In the latest part of the newsroom series "On the road", Laura Kukuk, appraiser for classic and super sports cars, takes us on a tour through the Dolomites.
Sellaronda, Dolomites, Italy
49 kilometres in one direction
an Alpine tour with dizzying differences in altitude, breathtaking views and the ideal pit stop for an overnight stay halfway along the route.
At the age of only 28, Laura Kukuk has already become a leading appraiser for classic and super sports cars - a truly highly specialised field. She works with her father Klaus and travels the world with him to closely examine rare classic cars as well as modern collector vehicles before a possible purchase. In the process, they check the origin, condition and original fidelity down to the smallest detail.
Road trips in the Southern Alps
Away from this demanding work, she unsurprisingly prefers to spend her time on road trips. The engineer is often drawn to the Southern Alps with a small group of friends. But in 2019, Kukuk decided to go one step further. "There are so many great car events out there, but I can't afford most of them," she explains. "In the summer, I always go on road trips with my friends, so I thought, why don't I just put something together myself? So I just suggested it on social media and people were completely blown away."
Kukuk's proposed route includes the Sellaronda - a high-altitude rollercoaster ride through a region of the Dolomites that is now a UNESCO World Heritage Site. In winter, this destination is popular with skiers, while in the summer months it attracts many mountain bikers. But if you choose the right time, the surrounding roads offer an unforgettable alpine riding experience.
"I often drove this route with my father when I was five or six years old," Kukuk remembers. "He had a 1966 911 F model at the time, which we also used to travel to go skiing. We simply strapped our skis onto the roof and set off - my father, my brother and me.

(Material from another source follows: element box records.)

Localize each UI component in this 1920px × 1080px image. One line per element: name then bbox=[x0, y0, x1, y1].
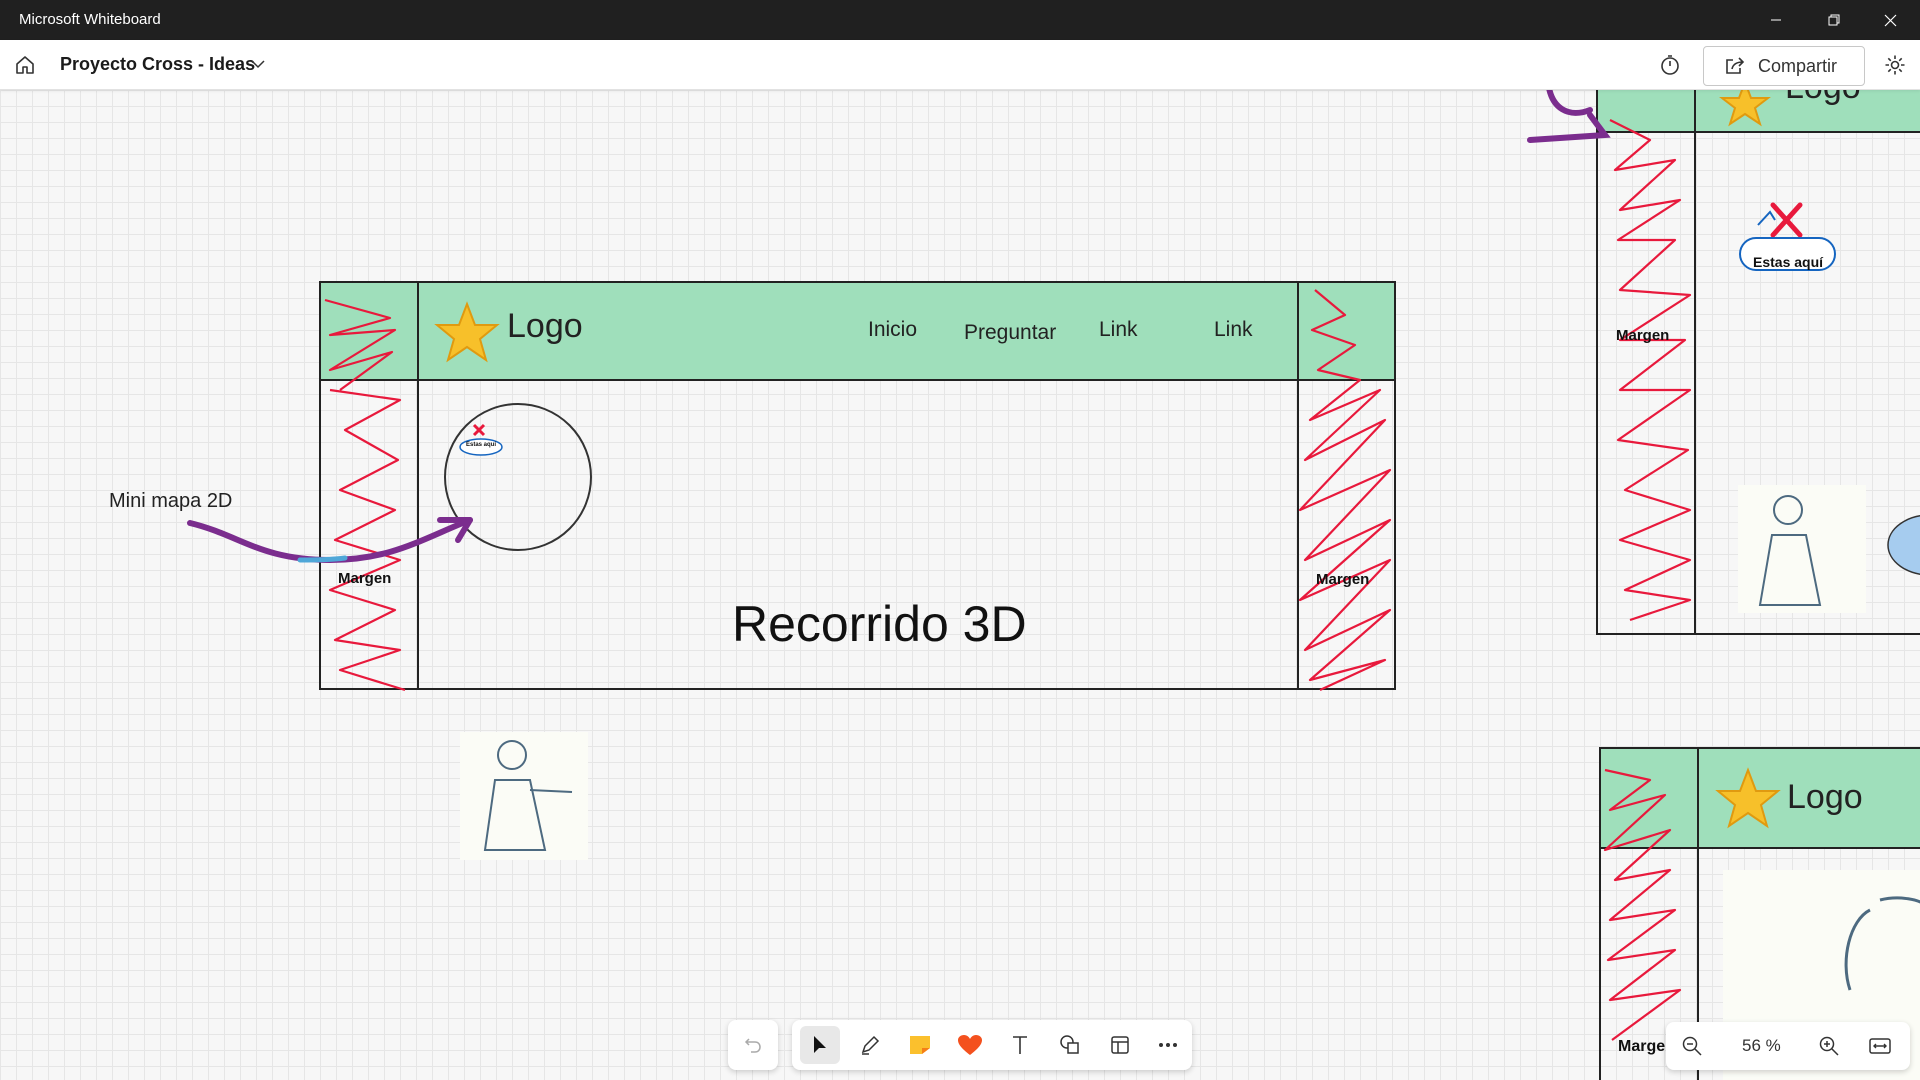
sticky-note-icon bbox=[910, 1036, 930, 1054]
settings-button[interactable] bbox=[1882, 52, 1908, 78]
right-bottom-logo-text[interactable]: Logo bbox=[1787, 778, 1863, 817]
pen-tool[interactable] bbox=[850, 1026, 890, 1064]
text-icon bbox=[1013, 1036, 1027, 1054]
board-name[interactable]: Proyecto Cross - Ideas bbox=[60, 54, 255, 75]
gear-icon bbox=[1885, 55, 1905, 75]
templates-icon bbox=[1111, 1036, 1129, 1054]
fit-screen-icon bbox=[1869, 1038, 1891, 1054]
timer-button[interactable] bbox=[1657, 52, 1683, 78]
right-top-logo-text[interactable]: Logo bbox=[1785, 90, 1861, 107]
share-icon bbox=[1726, 57, 1745, 74]
zoom-in-button[interactable] bbox=[1809, 1027, 1849, 1065]
window-title: Microsoft Whiteboard bbox=[19, 11, 161, 28]
undo-icon bbox=[744, 1038, 761, 1053]
share-button[interactable]: Compartir bbox=[1703, 46, 1865, 86]
sticky-note-tool[interactable] bbox=[900, 1026, 940, 1064]
minimize-button[interactable] bbox=[1748, 0, 1804, 40]
main-title[interactable]: Recorrido 3D bbox=[732, 595, 1027, 653]
share-label: Compartir bbox=[1758, 55, 1838, 76]
more-tools-button[interactable] bbox=[1148, 1026, 1188, 1064]
select-icon bbox=[814, 1036, 826, 1053]
right-top-here-label: Estas aquí bbox=[1753, 254, 1824, 270]
close-window-button[interactable] bbox=[1862, 0, 1918, 40]
restore-icon bbox=[1828, 14, 1840, 26]
nav-preguntar[interactable]: Preguntar bbox=[964, 321, 1056, 345]
nav-link-1[interactable]: Link bbox=[1099, 318, 1138, 342]
minimap-here-label: Estas aquí bbox=[466, 442, 497, 448]
zoom-out-button[interactable] bbox=[1672, 1027, 1712, 1065]
margin-right-label[interactable]: Margen bbox=[1316, 571, 1369, 588]
restore-button[interactable] bbox=[1806, 0, 1862, 40]
board-menu-button[interactable] bbox=[248, 54, 268, 74]
right-bottom-margin-label[interactable]: Marge bbox=[1618, 1038, 1665, 1056]
zoom-out-icon bbox=[1682, 1036, 1702, 1056]
shapes-icon bbox=[1060, 1035, 1079, 1054]
templates-tool[interactable] bbox=[1100, 1026, 1140, 1064]
pen-icon bbox=[861, 1035, 880, 1055]
home-button[interactable] bbox=[10, 50, 40, 80]
ink-layer bbox=[187, 90, 1920, 1080]
whiteboard-app: Microsoft Whiteboard Proyecto Cross - Id… bbox=[0, 0, 1920, 1080]
fit-to-screen-button[interactable] bbox=[1860, 1027, 1900, 1065]
minimap-arrow bbox=[187, 517, 473, 564]
right-top-margin-label[interactable]: Margen bbox=[1616, 327, 1669, 344]
text-tool[interactable] bbox=[1000, 1026, 1040, 1064]
chevron-down-icon bbox=[251, 60, 265, 69]
more-icon bbox=[1159, 1043, 1177, 1047]
app-header: Proyecto Cross - Ideas Compartir bbox=[0, 40, 1920, 90]
undo-button[interactable] bbox=[733, 1026, 773, 1064]
select-tool[interactable] bbox=[800, 1026, 840, 1064]
margin-left-label[interactable]: Margen bbox=[338, 570, 391, 587]
nav-inicio[interactable]: Inicio bbox=[868, 318, 917, 342]
undo-toolbar bbox=[728, 1020, 778, 1070]
zoom-in-icon bbox=[1819, 1036, 1839, 1056]
window-titlebar: Microsoft Whiteboard bbox=[0, 0, 1920, 40]
tools-toolbar bbox=[792, 1020, 1192, 1070]
nav-link-2[interactable]: Link bbox=[1214, 318, 1253, 342]
whiteboard-canvas[interactable]: Logo Inicio Preguntar Link Link Margen M… bbox=[0, 90, 1920, 1080]
minimize-icon bbox=[1771, 19, 1781, 21]
reaction-tool[interactable] bbox=[950, 1026, 990, 1064]
minimap-annotation[interactable]: Mini mapa 2D bbox=[109, 490, 232, 513]
timer-icon bbox=[1661, 55, 1679, 75]
zoom-level: 56 % bbox=[1742, 1036, 1781, 1055]
main-logo-text[interactable]: Logo bbox=[507, 307, 583, 346]
home-icon bbox=[16, 56, 34, 74]
zoom-control: 56 % bbox=[1666, 1022, 1910, 1070]
close-icon bbox=[1884, 14, 1896, 26]
reaction-icon bbox=[958, 1035, 982, 1055]
shapes-tool[interactable] bbox=[1050, 1026, 1090, 1064]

And then we always drove cool routes like this."
Magnificent view of the Piz Boè
The Sellaronda runs around Piz Boè, one of the highest mountains in the region, so you can enjoy fantastic and varied views everywhere along the route. Kukuk's tip: if time permits, ride the route both clockwise and anticlockwise to get the most out of the great views, but also the possible climbs. One direction takes about three hours, including a coffee break in one of the many cafés and restaurants. Both directions can therefore be comfortably done in one day. However, Kukuk prefers to spend a night at Chalet Gerard, a remote mountain hut on the northern half of the circuit, just past Plan De Gralba.
The road leads around the Sella massif over the four passes: Gardena Pass, Sella Pass, Pordoi Pass and Campolongo. Demanding climbs and long sections with narrow hairpin bends lead up to an altitude of around 2,000 metres. High rock walls line the narrow roads with impressive steep slopes and offer an unobstructed view of the valleys below.
The Sellaronda is very popular in the high season
However, Kukuk recommends planning the ideal time carefully, because this part of South Tyrol is very popular and so the roads can get very crowded in high season. "In summer you can't drive this route during the day, because this is one of the most famous regions of the Dolomites. The roads are simply clogged with caravans of vehicles! So you have to get up early or come here during the week, preferably towards the beginning or end of summer. And maybe even consider a day with not so great weather."
What the Sellaronda does have going for it, however, is its relative remoteness - it's about a three-hour drive northwest of Venice. So it's more of a fixed destination than a spontaneous side trip on a day tour. In Kukuk's case, this means that her hectic work schedule rarely allows for such a diversion on her regular trips to Italy. Nevertheless, this region holds such an attraction for her that she came here twice in 2020, and even six times the year before.
The perfect car for the trip
When asked about the perfect car for this trip, she can give a clear and unquestionable answer thanks to her enviable experience with both old and new Porsche models: "I've driven many different Porsches on this track, but the most fun I had was in a 1977 911 Turbo 3.3. The sound was simply incredible, and you get up to a decent speed in no time! But in a 992 Cabriolet it was also great because it was open and still fast. In general, though, I always tend to go for a classic car. Also because they are so light, but above all I simply enjoy driving an old 911 in the Alps. There's just so much happening, I like that challenge!"